The outage comes just days before the biggest online shopping date in the retail calendar, Black Friday, therefore narrowly avoiding derailing dependent retailers’ services. 

“We are actively working toward full recovery for all affected services, and will continue to provide updates regularly as we have new information to share,” Amazon wrote on the update page for the AWS incident at the time of the outage. 

Later on the AWS Service Health Dashboard, the e-commerce giant’s cloud arm said that the issue affecting its Kinesis Data Streams API and other dependent services — including CloudWatch, DynamoDB, Lambda, Managed Blockchain, Rekognition, SageMaker, and Workspaces, among many others — had been fixed, but was not yet fully operational again. 
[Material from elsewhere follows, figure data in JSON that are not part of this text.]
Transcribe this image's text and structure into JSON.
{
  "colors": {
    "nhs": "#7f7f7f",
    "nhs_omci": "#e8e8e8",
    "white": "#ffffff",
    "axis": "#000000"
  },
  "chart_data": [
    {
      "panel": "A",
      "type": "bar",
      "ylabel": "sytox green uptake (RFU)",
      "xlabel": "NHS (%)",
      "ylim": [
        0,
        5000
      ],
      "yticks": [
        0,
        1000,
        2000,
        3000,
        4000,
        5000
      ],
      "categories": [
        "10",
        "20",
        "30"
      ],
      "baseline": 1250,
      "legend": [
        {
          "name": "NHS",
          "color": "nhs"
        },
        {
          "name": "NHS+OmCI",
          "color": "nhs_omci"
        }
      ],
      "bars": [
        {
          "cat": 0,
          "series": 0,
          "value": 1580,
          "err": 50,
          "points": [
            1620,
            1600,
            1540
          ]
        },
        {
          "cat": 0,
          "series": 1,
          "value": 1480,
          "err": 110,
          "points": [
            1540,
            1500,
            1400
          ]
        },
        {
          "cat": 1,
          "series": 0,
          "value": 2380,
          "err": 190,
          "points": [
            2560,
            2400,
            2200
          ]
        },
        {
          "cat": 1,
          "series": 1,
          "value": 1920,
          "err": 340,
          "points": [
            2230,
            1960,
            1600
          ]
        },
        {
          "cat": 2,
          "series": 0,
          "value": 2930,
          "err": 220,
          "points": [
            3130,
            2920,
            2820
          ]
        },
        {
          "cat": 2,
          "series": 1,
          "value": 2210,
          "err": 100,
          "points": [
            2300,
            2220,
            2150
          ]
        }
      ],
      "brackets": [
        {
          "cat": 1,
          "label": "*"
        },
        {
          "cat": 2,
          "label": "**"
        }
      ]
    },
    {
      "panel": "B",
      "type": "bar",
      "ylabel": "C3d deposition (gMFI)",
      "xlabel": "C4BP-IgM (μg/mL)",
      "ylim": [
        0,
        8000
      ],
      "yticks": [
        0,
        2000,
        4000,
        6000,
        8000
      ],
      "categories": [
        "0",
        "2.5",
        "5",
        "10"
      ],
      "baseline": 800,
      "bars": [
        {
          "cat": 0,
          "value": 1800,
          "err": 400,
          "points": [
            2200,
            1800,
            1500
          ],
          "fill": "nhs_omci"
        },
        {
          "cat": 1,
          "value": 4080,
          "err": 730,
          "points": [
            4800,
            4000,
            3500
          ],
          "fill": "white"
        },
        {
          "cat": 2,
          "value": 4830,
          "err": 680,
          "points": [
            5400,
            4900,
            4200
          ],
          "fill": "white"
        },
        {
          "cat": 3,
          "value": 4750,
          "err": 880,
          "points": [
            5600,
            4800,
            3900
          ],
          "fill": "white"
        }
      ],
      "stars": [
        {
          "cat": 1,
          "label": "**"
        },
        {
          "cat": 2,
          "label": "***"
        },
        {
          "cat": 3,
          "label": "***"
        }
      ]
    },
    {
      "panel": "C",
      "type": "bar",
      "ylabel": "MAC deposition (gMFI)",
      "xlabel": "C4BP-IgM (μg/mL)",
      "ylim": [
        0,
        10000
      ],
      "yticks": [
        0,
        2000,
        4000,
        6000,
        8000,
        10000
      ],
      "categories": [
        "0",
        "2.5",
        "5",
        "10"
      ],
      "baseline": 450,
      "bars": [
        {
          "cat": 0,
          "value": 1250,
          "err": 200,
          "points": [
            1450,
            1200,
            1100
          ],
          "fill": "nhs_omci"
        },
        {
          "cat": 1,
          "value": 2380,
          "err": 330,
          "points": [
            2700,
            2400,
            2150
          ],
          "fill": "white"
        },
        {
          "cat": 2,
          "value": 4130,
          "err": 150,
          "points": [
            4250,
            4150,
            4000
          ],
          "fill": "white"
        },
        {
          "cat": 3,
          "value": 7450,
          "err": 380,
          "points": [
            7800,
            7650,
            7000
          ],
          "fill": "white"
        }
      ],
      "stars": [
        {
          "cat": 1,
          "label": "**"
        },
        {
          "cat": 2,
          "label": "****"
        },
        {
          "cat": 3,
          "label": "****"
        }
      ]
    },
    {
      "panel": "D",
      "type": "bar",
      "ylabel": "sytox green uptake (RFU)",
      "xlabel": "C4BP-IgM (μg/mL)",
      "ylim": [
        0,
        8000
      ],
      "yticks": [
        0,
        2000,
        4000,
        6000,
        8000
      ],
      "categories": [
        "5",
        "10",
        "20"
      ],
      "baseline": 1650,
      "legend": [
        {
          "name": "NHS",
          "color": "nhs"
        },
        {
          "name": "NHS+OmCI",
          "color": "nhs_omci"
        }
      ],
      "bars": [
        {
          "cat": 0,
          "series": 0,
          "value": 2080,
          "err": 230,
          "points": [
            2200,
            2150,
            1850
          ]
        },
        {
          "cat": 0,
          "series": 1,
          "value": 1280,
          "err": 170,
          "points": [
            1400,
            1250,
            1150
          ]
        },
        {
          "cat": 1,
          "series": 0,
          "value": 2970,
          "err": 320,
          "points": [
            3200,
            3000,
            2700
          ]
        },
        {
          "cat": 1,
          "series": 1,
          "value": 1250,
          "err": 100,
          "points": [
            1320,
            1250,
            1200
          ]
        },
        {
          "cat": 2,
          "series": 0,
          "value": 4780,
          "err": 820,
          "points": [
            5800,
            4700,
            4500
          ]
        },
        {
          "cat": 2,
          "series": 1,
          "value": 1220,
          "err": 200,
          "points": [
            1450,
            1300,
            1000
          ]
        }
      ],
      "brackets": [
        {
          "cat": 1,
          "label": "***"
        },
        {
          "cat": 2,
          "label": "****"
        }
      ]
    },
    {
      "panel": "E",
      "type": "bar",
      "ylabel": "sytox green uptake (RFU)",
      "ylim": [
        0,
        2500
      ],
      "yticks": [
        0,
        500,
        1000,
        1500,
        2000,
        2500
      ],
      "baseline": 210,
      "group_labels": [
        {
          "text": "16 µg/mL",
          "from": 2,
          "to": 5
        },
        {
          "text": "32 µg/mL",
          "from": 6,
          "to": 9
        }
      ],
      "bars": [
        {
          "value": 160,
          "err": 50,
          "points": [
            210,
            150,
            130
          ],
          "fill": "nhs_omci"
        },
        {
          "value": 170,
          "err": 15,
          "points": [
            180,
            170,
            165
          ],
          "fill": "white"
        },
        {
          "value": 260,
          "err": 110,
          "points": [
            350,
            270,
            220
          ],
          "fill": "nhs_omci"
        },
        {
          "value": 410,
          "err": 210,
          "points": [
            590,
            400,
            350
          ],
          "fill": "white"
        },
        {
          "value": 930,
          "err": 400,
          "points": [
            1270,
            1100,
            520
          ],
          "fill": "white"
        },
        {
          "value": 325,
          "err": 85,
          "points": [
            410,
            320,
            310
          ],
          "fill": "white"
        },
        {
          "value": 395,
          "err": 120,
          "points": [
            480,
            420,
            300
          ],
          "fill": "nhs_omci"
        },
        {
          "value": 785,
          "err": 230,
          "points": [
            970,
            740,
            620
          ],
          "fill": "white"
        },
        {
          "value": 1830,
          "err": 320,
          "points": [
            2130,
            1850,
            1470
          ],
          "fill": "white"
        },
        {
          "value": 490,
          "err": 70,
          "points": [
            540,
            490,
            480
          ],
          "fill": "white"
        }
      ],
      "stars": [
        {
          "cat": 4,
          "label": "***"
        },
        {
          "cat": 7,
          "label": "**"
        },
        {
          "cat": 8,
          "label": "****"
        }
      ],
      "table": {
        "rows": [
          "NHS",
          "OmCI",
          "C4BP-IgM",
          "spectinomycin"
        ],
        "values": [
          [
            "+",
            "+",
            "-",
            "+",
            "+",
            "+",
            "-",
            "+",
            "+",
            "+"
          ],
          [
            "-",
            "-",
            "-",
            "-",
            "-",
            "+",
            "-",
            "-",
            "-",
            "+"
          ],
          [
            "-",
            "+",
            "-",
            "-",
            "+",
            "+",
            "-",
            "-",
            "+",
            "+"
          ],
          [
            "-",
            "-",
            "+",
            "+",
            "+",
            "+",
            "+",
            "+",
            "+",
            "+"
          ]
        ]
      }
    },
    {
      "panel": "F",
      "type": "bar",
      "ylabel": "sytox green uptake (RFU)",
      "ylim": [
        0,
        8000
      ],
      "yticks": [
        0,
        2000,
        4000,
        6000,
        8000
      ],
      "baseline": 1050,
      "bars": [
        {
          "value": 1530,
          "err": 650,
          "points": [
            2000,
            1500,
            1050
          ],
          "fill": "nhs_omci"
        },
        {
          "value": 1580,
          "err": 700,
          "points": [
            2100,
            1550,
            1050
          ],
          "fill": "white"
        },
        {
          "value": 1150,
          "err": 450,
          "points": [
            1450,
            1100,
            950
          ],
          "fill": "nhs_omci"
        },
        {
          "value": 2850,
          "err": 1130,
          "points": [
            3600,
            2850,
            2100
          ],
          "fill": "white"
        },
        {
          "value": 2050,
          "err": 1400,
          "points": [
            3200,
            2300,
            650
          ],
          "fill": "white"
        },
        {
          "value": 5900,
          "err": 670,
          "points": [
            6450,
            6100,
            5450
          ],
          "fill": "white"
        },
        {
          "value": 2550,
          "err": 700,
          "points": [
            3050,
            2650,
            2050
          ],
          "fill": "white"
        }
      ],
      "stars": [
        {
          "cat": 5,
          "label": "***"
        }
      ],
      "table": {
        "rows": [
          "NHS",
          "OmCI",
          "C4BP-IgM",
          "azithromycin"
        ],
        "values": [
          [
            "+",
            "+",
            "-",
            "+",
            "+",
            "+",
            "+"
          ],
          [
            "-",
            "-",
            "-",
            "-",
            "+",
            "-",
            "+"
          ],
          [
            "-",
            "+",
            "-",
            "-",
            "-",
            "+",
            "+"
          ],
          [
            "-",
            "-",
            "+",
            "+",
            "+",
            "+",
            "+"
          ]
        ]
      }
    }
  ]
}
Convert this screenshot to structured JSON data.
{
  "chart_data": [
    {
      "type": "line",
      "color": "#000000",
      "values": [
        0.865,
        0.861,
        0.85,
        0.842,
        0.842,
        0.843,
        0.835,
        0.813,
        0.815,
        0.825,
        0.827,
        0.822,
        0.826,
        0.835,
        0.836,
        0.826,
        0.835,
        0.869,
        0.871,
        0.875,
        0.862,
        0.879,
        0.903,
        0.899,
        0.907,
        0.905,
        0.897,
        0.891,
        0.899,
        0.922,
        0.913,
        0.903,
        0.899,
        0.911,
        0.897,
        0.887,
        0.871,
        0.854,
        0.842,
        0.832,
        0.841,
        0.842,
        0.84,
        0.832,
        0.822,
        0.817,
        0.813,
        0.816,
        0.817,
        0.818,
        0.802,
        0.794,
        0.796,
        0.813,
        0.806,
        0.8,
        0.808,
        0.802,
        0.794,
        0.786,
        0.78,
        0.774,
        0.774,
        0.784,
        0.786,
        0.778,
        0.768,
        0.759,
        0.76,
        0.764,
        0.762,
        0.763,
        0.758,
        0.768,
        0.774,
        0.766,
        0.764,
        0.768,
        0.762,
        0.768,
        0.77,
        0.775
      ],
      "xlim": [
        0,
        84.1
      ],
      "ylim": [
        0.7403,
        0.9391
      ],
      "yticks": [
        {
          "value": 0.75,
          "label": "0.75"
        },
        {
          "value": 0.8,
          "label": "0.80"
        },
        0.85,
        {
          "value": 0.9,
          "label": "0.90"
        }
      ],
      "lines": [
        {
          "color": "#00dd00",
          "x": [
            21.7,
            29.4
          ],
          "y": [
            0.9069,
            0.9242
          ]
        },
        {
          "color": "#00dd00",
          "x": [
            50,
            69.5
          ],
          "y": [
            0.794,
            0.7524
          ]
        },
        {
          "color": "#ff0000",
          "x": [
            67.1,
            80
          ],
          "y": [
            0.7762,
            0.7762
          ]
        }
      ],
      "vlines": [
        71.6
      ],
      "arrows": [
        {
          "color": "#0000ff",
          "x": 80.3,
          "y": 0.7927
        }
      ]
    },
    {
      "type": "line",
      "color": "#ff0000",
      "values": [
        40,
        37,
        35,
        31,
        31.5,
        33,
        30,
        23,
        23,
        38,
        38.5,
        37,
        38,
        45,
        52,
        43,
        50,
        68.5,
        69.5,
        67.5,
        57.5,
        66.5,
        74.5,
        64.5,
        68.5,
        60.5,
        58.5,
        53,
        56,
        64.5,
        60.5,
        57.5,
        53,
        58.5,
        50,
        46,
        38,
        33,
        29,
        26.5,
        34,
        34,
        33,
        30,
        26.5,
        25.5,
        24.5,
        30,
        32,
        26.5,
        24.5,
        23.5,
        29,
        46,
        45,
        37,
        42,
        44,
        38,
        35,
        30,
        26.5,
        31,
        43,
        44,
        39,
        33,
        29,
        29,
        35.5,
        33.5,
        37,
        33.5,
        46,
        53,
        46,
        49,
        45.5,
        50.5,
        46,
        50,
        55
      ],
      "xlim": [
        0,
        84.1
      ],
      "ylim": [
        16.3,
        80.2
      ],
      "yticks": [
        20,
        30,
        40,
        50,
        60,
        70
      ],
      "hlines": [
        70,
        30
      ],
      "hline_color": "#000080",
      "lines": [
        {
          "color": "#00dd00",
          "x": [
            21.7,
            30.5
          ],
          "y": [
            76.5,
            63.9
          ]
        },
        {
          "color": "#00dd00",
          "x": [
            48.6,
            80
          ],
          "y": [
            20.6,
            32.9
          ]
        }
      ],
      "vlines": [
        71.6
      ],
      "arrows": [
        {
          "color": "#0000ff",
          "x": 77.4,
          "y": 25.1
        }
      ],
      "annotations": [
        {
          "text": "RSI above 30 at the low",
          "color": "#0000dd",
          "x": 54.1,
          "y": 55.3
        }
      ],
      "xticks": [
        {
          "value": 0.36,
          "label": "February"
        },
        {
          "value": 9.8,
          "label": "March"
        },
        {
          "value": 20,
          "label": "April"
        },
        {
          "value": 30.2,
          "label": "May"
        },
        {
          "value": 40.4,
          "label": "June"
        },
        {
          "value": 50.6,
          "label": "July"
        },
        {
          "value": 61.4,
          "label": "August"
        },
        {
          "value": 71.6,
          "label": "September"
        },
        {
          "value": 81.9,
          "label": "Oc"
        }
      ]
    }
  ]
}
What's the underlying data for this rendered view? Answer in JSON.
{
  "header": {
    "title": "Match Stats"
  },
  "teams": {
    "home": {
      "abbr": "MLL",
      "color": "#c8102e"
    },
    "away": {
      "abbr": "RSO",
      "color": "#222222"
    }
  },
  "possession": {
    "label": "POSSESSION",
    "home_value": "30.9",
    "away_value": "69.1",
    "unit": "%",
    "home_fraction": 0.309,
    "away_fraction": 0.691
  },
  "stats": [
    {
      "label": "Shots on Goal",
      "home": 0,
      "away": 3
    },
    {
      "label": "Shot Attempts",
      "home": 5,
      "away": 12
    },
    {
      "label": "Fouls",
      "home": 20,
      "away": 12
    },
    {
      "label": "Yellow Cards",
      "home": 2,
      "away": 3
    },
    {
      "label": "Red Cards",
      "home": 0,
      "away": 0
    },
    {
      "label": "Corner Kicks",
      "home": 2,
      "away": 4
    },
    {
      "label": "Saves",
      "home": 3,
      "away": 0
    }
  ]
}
We have now fully mitigated the impact to the subsystem within Kinesis that is responsible for the processing of incoming requests and are no longer seeing increased error rates or latencies. However, we are not yet taking the full traffic load and are working to relax request throttles on the service. Over the next few hours, we expect to relax these throttles to previous levels. We expect customers to begin seeing recovery as these throttles are relaxed over this timeframe.”

Mike Kiersey, Principal Technologist at Dell Technologies company Boomi, observed that even cloud giants such as AWS — which holds 33% of the US$100 billion global cloud market — aren’t immune from the challenges that data, integration, data streaming, and API management present, which “never truly go away”. 

“With architecture as extensive as AWS’, it is imperative across the board that each and every element of this is integrated correctly, from datacenter through to each digital service,” said Kiersey. 

The issues affecting Kinesis underlines the absolute need to be able to process and manage real-time data. If the data stream stops functioning, the fallout can be huge, especially for cloud providers.”

The latest AWS outage is one of a spate of recent outages and IT failures which have highlighted the risk of being dependent on a small number of cloud technology providers.

Gmail and Google Drive suffered an outage earlier this year, while separately, photographers lost data when Adobe Lightroom updates deleted users’ photos and Canon’s Camera Cloud Platform ‘lost’ original photo and video files.

“We are increasingly dependent on a small number of players who dominate the market,” Peter Groucutt, the managing director at Databarracks, previously told TechHQ. Recent events show the challenge of maintaining productivity in outages highlighted the importance of external backups.” 

And while replacing on-premise server rooms with the likes of AWS, Azure, and Google Cloud, has been the most viable evolution of our IT infrastructure, it has inadvertently created a cloud computing “oligopoly”, Groucutt added.